Consequently, although Singapore appears to have adopted the principle of English contract law expressed in Orient Centre Investments, namely that a person who signs a document knowing it is intended to have a legal effect is generally bound by its terms, the decision in ALS Memasa now questions the extent in which non-reliance clauses can truly protect banks from misrepresentation claims especially where the transaction is unauthorised. The relevance of the UCTA and illiteracy of clients, as emphasised in ALS Memasa, are now factors that could undermine the effectiveness of non-reliance clauses. Against the backdrop of the financial crisis in 2008, the Singapore Court may view unsophisticated clients as requiring greater protection by the Court from the ‘mis-selling’ by financial institutions. Preceding public policy reasons for the strict application of non-reliance clauses such as the need to preserve commercial certainty and the assumption that the price to be paid in contractual settings reflects the commercial risk which each party is willing to accept appears to have taken a backseat as the judiciary tries to strike a balance between the competing policies.

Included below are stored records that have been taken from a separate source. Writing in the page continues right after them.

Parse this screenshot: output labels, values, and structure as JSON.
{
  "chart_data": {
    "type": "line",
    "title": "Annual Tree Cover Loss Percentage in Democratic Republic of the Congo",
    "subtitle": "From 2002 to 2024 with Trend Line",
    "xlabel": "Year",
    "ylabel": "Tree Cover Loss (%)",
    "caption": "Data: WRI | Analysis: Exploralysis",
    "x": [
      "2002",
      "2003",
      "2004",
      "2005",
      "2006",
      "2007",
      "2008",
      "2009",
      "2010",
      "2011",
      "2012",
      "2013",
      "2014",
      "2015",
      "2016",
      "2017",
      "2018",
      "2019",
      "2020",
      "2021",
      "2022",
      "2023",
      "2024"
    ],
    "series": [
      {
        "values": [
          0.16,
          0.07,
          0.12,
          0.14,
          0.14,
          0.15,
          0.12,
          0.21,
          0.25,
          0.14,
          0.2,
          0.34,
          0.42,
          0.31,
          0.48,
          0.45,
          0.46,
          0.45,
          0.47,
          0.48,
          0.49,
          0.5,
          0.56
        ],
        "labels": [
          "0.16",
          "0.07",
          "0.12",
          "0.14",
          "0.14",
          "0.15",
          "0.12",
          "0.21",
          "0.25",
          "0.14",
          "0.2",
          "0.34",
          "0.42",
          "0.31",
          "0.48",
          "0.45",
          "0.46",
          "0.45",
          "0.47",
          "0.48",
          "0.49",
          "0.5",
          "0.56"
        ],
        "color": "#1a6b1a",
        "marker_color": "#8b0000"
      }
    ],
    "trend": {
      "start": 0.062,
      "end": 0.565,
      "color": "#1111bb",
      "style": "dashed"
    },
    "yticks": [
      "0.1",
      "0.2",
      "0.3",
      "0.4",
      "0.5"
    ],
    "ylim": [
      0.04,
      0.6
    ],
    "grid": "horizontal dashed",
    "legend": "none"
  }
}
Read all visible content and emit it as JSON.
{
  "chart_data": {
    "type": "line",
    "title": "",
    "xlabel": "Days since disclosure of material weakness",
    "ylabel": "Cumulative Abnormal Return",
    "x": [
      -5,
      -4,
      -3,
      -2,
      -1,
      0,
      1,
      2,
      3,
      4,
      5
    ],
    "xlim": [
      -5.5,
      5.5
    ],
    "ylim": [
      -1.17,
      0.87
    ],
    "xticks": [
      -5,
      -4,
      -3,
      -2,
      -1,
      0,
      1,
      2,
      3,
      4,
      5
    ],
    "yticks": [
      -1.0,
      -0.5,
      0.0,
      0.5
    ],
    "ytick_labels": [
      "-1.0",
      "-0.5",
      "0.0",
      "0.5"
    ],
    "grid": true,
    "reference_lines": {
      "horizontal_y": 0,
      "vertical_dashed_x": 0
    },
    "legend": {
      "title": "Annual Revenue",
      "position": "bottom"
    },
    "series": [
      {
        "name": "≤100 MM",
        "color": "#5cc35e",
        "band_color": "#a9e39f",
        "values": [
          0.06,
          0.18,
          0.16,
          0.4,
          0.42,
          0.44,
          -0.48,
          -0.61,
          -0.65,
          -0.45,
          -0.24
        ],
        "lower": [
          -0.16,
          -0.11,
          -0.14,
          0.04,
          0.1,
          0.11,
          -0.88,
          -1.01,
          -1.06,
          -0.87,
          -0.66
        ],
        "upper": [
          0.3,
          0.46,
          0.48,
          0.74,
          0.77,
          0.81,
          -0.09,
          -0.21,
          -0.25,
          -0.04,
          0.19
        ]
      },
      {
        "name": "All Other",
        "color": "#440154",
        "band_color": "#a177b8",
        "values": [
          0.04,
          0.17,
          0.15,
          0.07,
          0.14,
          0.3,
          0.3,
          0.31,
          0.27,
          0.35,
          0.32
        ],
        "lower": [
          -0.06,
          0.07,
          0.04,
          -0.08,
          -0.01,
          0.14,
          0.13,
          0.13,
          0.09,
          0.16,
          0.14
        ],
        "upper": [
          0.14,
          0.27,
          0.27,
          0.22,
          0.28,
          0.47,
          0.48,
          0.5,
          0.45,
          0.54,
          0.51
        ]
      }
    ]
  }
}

With the red flag raised following ALS Memasa and given the sparse local judicial decisions on this area of law, it will be prudent for banks to give greater consideration when relying on the non-reliance clause. In particular, considering that the effectiveness of non-reliance clauses lies on the principle of parties’ consent and intention that the clause is true and it is to be acted upon, it is critical that reasonable steps be taken by the bank to ensure that the client fully knows and understands the legal effect of the non-reliance clause and is indeed not induced by representations which the bank knows or suspects have been made. Beyond that, it will be interesting to see the outcome of ALS Memasa when this matter proceeds to a full trial.